After his return from Europe, he continued his role and became Dean of the Ogden School of Graduate Sciences (1922–30), Chairman of the Department of Physics (1925-40), and Dean of the Division of Physical Sciences (1931–40). He was President of the Physics Club of Chicago (1931–40). Gale authored dozens of papers and books. His physics textbooks from 1906 to 1936 included (with former Chicago professor Robert Millikan) A First Course in Physics, A First Course in Laboratory Physics for Secondary Schools, Practical Physics, and New Elementary Physics.

In 1938, Gale's racism became a prominent issue after Otto Struve organised an astronomy course at the university to be taught by Yerkes Observatory staff, including future Nobel Prize-winner, the Indian Subrahmanyan Chandrasekhar.
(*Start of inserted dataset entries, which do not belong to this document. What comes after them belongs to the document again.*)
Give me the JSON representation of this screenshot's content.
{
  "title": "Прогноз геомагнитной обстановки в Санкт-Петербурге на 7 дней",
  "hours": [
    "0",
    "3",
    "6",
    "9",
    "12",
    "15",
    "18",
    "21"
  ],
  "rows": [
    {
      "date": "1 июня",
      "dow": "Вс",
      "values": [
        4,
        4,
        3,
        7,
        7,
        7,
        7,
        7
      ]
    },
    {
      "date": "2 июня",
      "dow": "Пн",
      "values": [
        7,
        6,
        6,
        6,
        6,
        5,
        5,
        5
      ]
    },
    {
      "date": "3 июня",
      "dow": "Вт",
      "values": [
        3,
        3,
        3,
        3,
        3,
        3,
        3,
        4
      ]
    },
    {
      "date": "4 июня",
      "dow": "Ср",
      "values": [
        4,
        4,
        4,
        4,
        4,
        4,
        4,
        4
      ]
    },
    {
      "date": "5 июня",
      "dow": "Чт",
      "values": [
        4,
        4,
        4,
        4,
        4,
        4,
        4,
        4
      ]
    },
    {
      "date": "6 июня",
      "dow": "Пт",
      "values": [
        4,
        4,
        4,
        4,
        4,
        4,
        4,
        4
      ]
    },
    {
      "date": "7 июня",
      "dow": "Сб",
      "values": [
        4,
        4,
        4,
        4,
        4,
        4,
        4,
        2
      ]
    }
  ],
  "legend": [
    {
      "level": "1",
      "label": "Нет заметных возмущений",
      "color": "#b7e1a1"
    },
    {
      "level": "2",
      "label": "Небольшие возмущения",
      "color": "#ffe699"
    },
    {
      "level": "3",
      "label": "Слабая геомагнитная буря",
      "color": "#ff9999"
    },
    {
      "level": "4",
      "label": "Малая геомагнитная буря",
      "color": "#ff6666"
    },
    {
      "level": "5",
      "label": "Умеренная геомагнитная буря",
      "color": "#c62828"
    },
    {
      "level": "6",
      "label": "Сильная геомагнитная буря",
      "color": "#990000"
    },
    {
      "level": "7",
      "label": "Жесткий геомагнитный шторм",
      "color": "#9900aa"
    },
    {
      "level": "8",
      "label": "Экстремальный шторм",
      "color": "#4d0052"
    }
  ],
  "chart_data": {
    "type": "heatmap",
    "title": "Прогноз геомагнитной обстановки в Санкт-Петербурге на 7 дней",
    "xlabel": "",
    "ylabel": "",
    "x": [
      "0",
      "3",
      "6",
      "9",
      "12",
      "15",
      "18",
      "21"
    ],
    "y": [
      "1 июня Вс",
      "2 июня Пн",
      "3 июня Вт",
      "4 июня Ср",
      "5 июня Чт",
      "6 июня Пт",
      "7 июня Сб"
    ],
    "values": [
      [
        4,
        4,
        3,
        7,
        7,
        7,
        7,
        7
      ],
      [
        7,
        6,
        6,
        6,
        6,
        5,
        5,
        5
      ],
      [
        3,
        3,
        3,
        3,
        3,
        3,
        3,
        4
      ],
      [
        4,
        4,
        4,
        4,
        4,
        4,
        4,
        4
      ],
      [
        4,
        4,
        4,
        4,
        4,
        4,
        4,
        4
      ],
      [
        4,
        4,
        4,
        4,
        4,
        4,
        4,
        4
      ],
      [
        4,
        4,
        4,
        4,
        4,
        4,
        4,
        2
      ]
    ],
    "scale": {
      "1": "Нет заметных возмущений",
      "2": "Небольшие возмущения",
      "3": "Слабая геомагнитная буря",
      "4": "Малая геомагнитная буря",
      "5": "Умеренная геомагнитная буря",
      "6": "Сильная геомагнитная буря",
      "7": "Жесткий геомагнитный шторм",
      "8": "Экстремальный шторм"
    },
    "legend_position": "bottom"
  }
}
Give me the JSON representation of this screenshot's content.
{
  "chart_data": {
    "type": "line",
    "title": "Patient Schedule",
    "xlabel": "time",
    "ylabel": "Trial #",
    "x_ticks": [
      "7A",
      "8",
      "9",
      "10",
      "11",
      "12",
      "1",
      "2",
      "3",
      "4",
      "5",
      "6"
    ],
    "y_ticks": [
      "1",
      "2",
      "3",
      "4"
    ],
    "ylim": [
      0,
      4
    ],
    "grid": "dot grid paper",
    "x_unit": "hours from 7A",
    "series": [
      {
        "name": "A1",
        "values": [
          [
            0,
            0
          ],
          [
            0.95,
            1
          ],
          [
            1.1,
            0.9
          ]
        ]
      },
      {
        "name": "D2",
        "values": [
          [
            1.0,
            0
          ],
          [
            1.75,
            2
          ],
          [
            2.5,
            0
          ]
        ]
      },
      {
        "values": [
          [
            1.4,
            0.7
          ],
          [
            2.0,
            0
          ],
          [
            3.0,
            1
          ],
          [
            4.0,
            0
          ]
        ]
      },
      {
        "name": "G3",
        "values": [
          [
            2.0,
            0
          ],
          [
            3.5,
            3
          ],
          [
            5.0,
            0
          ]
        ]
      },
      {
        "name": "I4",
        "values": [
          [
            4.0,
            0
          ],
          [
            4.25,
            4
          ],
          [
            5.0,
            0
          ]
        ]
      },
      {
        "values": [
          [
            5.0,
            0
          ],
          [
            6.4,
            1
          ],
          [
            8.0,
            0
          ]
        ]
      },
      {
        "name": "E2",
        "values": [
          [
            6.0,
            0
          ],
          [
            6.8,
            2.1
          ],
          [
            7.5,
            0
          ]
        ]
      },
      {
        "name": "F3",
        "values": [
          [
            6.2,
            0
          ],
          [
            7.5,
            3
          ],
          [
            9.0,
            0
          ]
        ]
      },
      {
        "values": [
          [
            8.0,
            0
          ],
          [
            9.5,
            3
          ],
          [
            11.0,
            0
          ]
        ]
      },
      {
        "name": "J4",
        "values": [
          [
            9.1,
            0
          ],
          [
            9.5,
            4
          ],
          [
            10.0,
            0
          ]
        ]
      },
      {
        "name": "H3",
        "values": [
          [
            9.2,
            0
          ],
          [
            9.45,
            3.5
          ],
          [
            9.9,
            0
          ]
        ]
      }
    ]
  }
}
Struve had encouraged Chandrasekhar to join the university, supported by president Robert Hutchins. Gale objected to Chandrasekhar because he wasn't white and made it clear he would not be welcome as long as he was the dean of faculty (Gale's writing partner, Millikan, supported eugenics as a trustee of the Human Betterment Foundation). His successor, Arthur Compton, openly accepted Chandrasekhar upon Gale's retirement.